Black History Month, for me, always starts off on an especially appropriate day, sharing Nigeria's Independence anniversary on October 1st. It gives me twice the reason to reflect on the joys and challenges of my father's country, with its hundreds of languages and ethnic groups, and how the UK and Nigeria can share our multicultural experiences and seek to create a better world.
I am luckier than most to be able to hear about and meet with inspiring people from African and Caribbean backgrounds throughout the year as one of the Conservative Party's two Vice Chairmen for Communities. Nevertheless, Black History Month is a fantastic way to shine a light on individual's contributions to making the UK a more equal and progressive society.
I had the pleasure to meet Wade Lyn CBE earlier this year. Since moving to Birmingham from Jamaica in 1966, he has been appointed an Honorary Consul of the Jamaican High Commission in the UK, as well as being CEO of the famous Jamaican Patty business he built from scratch. He is synonymous with the mantra I subscribe to, that where you end up in life should depend on how hard you're prepared to work using the talents you have, not where you're born, your ethnicity or who your parents are.
I've been there myself: growing up in a single-parent household of humble means, to becoming the Conservative Party's first female Anglo-African MP – which is why I am pleased this government is committed to creating a fair society for all, with organisations reflecting the communities they serve.
Following 2017's world-first Race Disparity Audit, which aimed to get a clear understanding of how people of different ethnic backgrounds are treated across society, the government has this month launched a new Race at Work Charter. It introduces a series of measures designed to improve recruitment and progression prospects of black and minority ethnic employees in the workplace.
A number of high-profile businesses have already signed up, including KPMG, Saatchi and Saatchi, and Lloyds Banking Group - which is also the first FTSE 100 company to set a goal to increase its representation of ethnic minority employees at senior levels. These measures will ensure opportunities for people to fulfil their potential at work – and to reach the top of their field – are open to everyone, regardless of background.
Additionally, the Prime Minister has launched a consultation on ethnicity pay reporting, after the Race Disparity Audit found significant inequalities between what people from ethnic backgrounds earned compared to their white counterparts. This is welcome news after the success of gender pay gap reporting earlier this year - and particularly when you consider pay discrepancies for ethnic minorities can be even worse.
The fact that we can even begin to focus on true equality in the workplace is testament to the work of this government, which has raised BAME employment to a record high. This is particularly striking when considering where we started in 2010, after unemployment among minorities more than doubled under Labour.

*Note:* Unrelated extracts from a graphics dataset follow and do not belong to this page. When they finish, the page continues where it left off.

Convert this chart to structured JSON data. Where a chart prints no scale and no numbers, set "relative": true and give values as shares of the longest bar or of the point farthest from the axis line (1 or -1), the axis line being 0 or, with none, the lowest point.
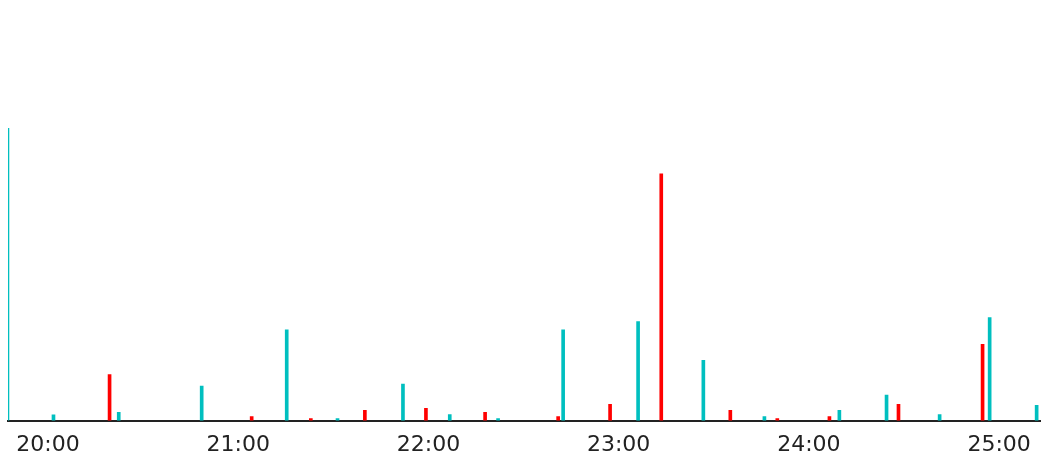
{
  "chart_data": {
    "type": "bar",
    "relative": true,
    "xlim": [
      19.79,
      25.22
    ],
    "xticks": [
      {
        "value": 20,
        "label": "20:00"
      },
      {
        "value": 21,
        "label": "21:00"
      },
      {
        "value": 22,
        "label": "22:00"
      },
      {
        "value": 23,
        "label": "23:00"
      },
      {
        "value": 24,
        "label": "24:00"
      },
      {
        "value": 25,
        "label": "25:00"
      }
    ],
    "grid": false,
    "legend": false,
    "series": [
      {
        "color": "#00bfbf",
        "x": [
          19.795,
          20.037,
          20.38,
          20.816,
          21.263,
          21.53,
          21.874,
          22.12,
          22.374,
          22.716,
          23.11,
          23.453,
          23.774,
          24.168,
          24.416,
          24.695,
          24.958,
          25.205
        ],
        "values": [
          1.0,
          0.02,
          0.028,
          0.118,
          0.31,
          0.007,
          0.125,
          0.021,
          0.007,
          0.31,
          0.338,
          0.206,
          0.014,
          0.035,
          0.087,
          0.021,
          0.352,
          0.052
        ]
      },
      {
        "color": "#ff0000",
        "x": [
          20.316,
          21.063,
          21.374,
          21.658,
          21.979,
          22.29,
          22.674,
          22.947,
          23.216,
          23.579,
          23.826,
          24.1,
          24.463,
          24.905
        ],
        "values": [
          0.157,
          0.014,
          0.007,
          0.035,
          0.042,
          0.028,
          0.014,
          0.056,
          0.843,
          0.035,
          0.007,
          0.014,
          0.056,
          0.261
        ]
      }
    ]
  }
}
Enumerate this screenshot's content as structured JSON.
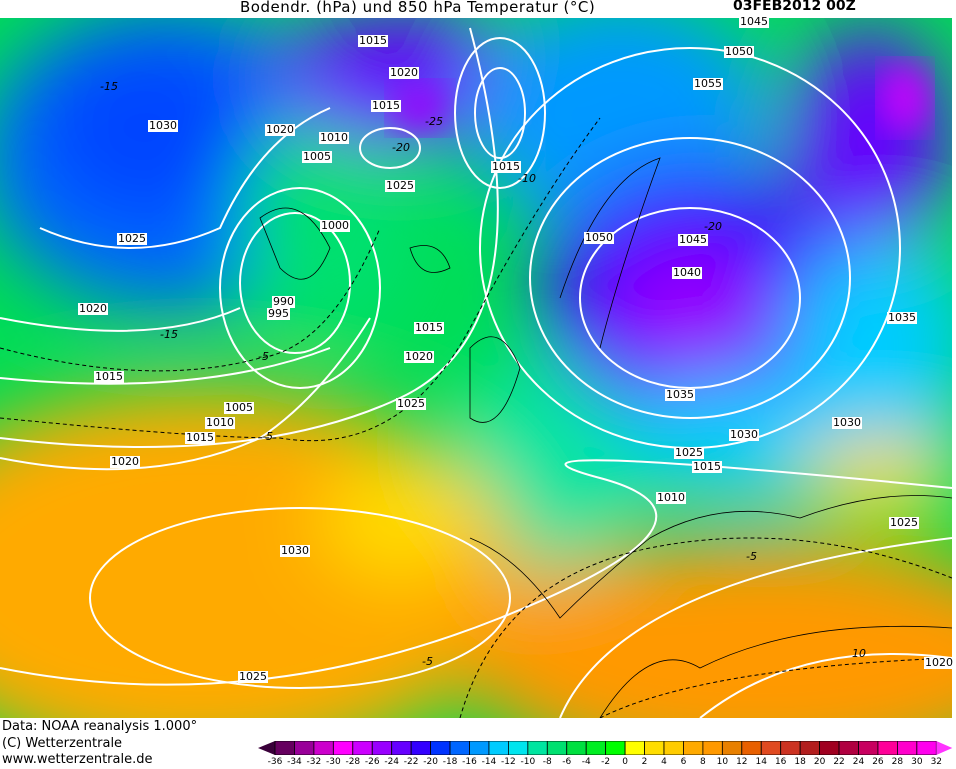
{
  "title": "Bodendr. (hPa) und 850 hPa Temperatur (°C)",
  "date": "03FEB2012 00Z",
  "footer": {
    "data": "Data: NOAA reanalysis 1.000°",
    "copyright": "(C) Wetterzentrale",
    "url": "www.wetterzentrale.de"
  },
  "colorbar": {
    "ticks": [
      "-36",
      "-34",
      "-32",
      "-30",
      "-28",
      "-26",
      "-24",
      "-22",
      "-20",
      "-18",
      "-16",
      "-14",
      "-12",
      "-10",
      "-8",
      "-6",
      "-4",
      "-2",
      "0",
      "2",
      "4",
      "6",
      "8",
      "10",
      "12",
      "14",
      "16",
      "18",
      "20",
      "22",
      "24",
      "26",
      "28",
      "30",
      "32"
    ],
    "below_color": "#3a003a",
    "above_color": "#ff33ff",
    "colors": [
      "#66005f",
      "#990099",
      "#cc00cc",
      "#ff00ff",
      "#cc00ff",
      "#9900ff",
      "#6600ff",
      "#3300ff",
      "#0033ff",
      "#0066ff",
      "#0099ff",
      "#00ccff",
      "#00e5ee",
      "#00e5a0",
      "#00e070",
      "#00e040",
      "#00ee22",
      "#00ff00",
      "#ffff00",
      "#ffdd00",
      "#ffcc00",
      "#ffaa00",
      "#ff9900",
      "#e88000",
      "#e86000",
      "#e04a20",
      "#cc3322",
      "#b21e1e",
      "#a00020",
      "#b00040",
      "#c80060",
      "#ff0099",
      "#ff00cc",
      "#ff00ee"
    ]
  },
  "pressure_labels": [
    "1015",
    "1020",
    "1015",
    "1010",
    "1005",
    "1025",
    "1000",
    "990",
    "995",
    "1030",
    "1020",
    "1025",
    "1020",
    "1015",
    "1005",
    "1010",
    "1015",
    "1020",
    "1030",
    "1025",
    "1015",
    "1020",
    "1025",
    "1015",
    "1045",
    "1050",
    "1055",
    "1050",
    "1045",
    "1040",
    "1035",
    "1030",
    "1025",
    "1015",
    "1010",
    "1030",
    "1035",
    "1025",
    "1020"
  ],
  "temperature_labels": [
    "-15",
    "-20",
    "-25",
    "-10",
    "-20",
    "-15",
    "-5",
    "-5",
    "-5",
    "-5",
    "10"
  ]
}
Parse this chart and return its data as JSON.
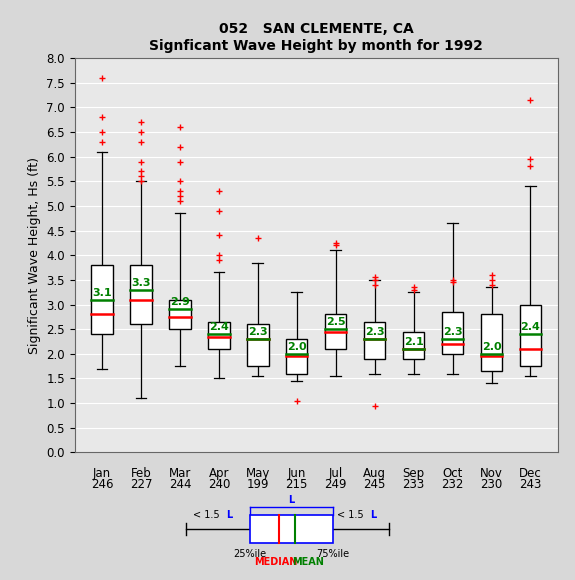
{
  "title1": "052   SAN CLEMENTE, CA",
  "title2": "Signficant Wave Height by month for 1992",
  "ylabel": "Significant Wave Height, Hs (ft)",
  "months": [
    "Jan",
    "Feb",
    "Mar",
    "Apr",
    "May",
    "Jun",
    "Jul",
    "Aug",
    "Sep",
    "Oct",
    "Nov",
    "Dec"
  ],
  "counts": [
    246,
    227,
    244,
    240,
    199,
    215,
    249,
    245,
    233,
    232,
    230,
    243
  ],
  "q1": [
    2.4,
    2.6,
    2.5,
    2.1,
    1.75,
    1.6,
    2.1,
    1.9,
    1.9,
    2.0,
    1.65,
    1.75
  ],
  "median": [
    2.8,
    3.1,
    2.75,
    2.35,
    2.3,
    1.95,
    2.45,
    2.3,
    2.1,
    2.2,
    1.95,
    2.1
  ],
  "q3": [
    3.8,
    3.8,
    3.1,
    2.65,
    2.6,
    2.3,
    2.8,
    2.65,
    2.45,
    2.85,
    2.8,
    3.0
  ],
  "whisker_low": [
    1.7,
    1.1,
    1.75,
    1.5,
    1.55,
    1.45,
    1.55,
    1.6,
    1.6,
    1.6,
    1.4,
    1.55
  ],
  "whisker_high": [
    6.1,
    5.5,
    4.85,
    3.65,
    3.85,
    3.25,
    4.1,
    3.5,
    3.25,
    4.65,
    3.35,
    5.4
  ],
  "mean": [
    3.1,
    3.3,
    2.9,
    2.4,
    2.3,
    2.0,
    2.5,
    2.3,
    2.1,
    2.3,
    2.0,
    2.4
  ],
  "outliers_red": [
    [
      7.6,
      6.8,
      6.5,
      6.3
    ],
    [
      6.7,
      6.5,
      6.3,
      5.9,
      5.7,
      5.6,
      5.5
    ],
    [
      6.6,
      6.2,
      5.9,
      5.5,
      5.3,
      5.2,
      5.1
    ],
    [
      5.3,
      4.9,
      4.4,
      4.0,
      3.9
    ],
    [
      4.35
    ],
    [],
    [
      4.25,
      4.2
    ],
    [
      3.55,
      3.5,
      3.4
    ],
    [
      3.35,
      3.3
    ],
    [
      3.5,
      3.45
    ],
    [
      3.6,
      3.5,
      3.4
    ],
    [
      7.15,
      5.95,
      5.8
    ]
  ],
  "outliers_low_red": [
    [],
    [],
    [],
    [],
    [],
    [
      1.05
    ],
    [],
    [
      0.95
    ],
    [],
    [],
    [],
    []
  ],
  "ylim": [
    0.0,
    8.0
  ],
  "yticks": [
    0.0,
    0.5,
    1.0,
    1.5,
    2.0,
    2.5,
    3.0,
    3.5,
    4.0,
    4.5,
    5.0,
    5.5,
    6.0,
    6.5,
    7.0,
    7.5,
    8.0
  ],
  "box_color": "#ffffff",
  "box_edge_color": "#000000",
  "median_color": "#ff0000",
  "mean_color": "#008000",
  "whisker_color": "#000000",
  "outlier_color": "#ff0000",
  "bg_color": "#d8d8d8",
  "plot_bg": "#e8e8e8",
  "grid_color": "#ffffff"
}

This government is also backing black and minority ethnic communities in entrepreneurial endeavours, with more than 11,000 BAME-led start-ups receiving government funding. Unsecured loans of between £500 and £25,000 are still available, together with free support and guidance for business planning, and up to 12 months of free mentoring for successful applicants (click here for details: www.gov.uk/apply-start-up-loan).
Black History Month for me is not just about recognising our past, but also about heralding hope for the future.